I hear the low rumble of force and fear,
the distance closing soon to be upon me,
reigning down to ravage the landscape,
wrenching the very life from all and sunder.
I steel myself in fading moments of calm,
connecting with my soul in brief stillness,
knowing this could be the last time
I may know myself, to feel my vulnerability,
to see and remember those I love so dear,
and those who dearly love and behold me.
I feel my heart fall at the starting post
as fear and force grip me in stark contrast,
I have little choice as the burgeoning moment
paces itself ever onward with reality stamping
in my face; vying for strength, for cowardice to
disperse and clear the path for the oncoming
wagon of battle, to free the world from this
tyrant and wash ourselves clean of war and woe.
Stale air creeps upon me, the familiar smell
of bodies gaping with wounds, of blood
spattered stains upon the earth, of tears
and sweat mingled with the raging war cry,
to see others silently yet fearfully steady themselves
before the terrifying spectacle that besets.

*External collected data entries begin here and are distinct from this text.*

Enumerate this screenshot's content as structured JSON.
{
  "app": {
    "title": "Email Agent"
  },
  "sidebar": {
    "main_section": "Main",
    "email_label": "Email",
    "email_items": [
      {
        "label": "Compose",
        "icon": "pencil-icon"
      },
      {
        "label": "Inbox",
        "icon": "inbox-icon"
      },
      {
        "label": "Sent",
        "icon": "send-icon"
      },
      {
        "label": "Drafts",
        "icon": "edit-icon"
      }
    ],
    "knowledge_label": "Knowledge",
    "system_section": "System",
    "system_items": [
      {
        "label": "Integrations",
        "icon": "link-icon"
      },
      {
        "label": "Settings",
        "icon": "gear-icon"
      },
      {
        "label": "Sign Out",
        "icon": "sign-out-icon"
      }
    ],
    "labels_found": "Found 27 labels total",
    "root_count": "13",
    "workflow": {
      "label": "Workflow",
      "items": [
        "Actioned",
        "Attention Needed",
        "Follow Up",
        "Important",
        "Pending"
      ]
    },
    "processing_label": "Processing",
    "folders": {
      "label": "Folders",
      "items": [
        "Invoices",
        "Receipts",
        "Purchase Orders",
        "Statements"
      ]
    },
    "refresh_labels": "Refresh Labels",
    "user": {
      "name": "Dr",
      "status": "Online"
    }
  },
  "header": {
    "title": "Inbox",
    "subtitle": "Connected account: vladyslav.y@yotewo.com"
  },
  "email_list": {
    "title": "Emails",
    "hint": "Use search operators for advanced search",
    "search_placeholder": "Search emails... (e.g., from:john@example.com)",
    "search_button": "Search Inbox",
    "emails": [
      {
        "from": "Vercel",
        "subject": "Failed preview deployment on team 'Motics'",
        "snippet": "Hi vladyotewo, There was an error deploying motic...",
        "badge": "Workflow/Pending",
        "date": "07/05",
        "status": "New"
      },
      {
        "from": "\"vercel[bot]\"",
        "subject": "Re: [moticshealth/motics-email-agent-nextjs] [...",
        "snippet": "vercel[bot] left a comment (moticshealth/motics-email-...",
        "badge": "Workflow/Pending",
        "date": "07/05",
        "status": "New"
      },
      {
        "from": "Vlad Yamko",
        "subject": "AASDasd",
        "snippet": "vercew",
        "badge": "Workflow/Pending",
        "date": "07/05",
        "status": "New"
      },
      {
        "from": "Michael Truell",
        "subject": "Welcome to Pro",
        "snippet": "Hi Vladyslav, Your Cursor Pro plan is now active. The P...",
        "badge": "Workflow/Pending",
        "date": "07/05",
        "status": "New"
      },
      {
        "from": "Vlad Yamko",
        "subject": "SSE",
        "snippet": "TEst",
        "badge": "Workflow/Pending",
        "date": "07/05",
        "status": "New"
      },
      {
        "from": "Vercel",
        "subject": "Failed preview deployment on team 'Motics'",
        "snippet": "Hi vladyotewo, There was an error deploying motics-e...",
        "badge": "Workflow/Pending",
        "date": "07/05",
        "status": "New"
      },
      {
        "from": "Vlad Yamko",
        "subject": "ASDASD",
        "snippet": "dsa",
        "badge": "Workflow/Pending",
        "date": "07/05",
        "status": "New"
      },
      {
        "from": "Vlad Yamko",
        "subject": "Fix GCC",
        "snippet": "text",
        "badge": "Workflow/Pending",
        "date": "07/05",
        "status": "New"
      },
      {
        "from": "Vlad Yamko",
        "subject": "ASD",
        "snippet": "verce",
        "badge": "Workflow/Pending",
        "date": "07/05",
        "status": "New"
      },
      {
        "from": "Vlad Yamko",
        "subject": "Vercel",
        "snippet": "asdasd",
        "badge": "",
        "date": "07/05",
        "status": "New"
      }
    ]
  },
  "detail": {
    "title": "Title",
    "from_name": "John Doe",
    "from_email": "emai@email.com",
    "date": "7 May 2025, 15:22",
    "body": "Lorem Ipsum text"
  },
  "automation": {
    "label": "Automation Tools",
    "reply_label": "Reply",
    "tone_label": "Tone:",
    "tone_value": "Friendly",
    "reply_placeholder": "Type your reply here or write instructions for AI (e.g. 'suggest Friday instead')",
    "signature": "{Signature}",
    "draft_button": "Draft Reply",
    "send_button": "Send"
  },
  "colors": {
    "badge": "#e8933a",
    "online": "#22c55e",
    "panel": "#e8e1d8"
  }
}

I know you as my enemy and must remain
in this mindset to stand me strong to do my duty,
but yet I want to shake your hand and know you
as we are the same in our order of the day,
without choice we are here to settle the score,
not between one another but for the bigger
wheel that turns with freedom as its epitaph.
We will not be defeated despite the loss of life,
even the threat of connecting with our final hours.
I shriek the battle call and find myself running
toward the firing line, caught up in the melee
of deathly combat that finds itself torn apart
amid the frenzy of body upon body,
that cannot allow boundaries their space,
the message and focus to slay the foe.
I strike out with physical force into flesh
that tears apart with ease of human vulnerability,
then feel a force within that flails me to the ground,
my mind and body hitting the dirt and filth,
face sinking, forced into the mixture of ****** mud.
I wonder, is this my final moment absorbed into darkness,
becoming unaware of the continued chapter around me,
knowing not if I will survive or be at deaths door.
My duty is done and those around wear the poppy
of remembrance, of courage and ultimate sacrifice,
allowing their freedom to be continued and realised,
and I wear the medal of honour but reap the scars,
to live another day that will never dawn the same,
passing those that do not know my wounds that persist.
Nonetheless I am lucky, given the chance to live my life,
to feel the embrace, skin upon skin of those I love.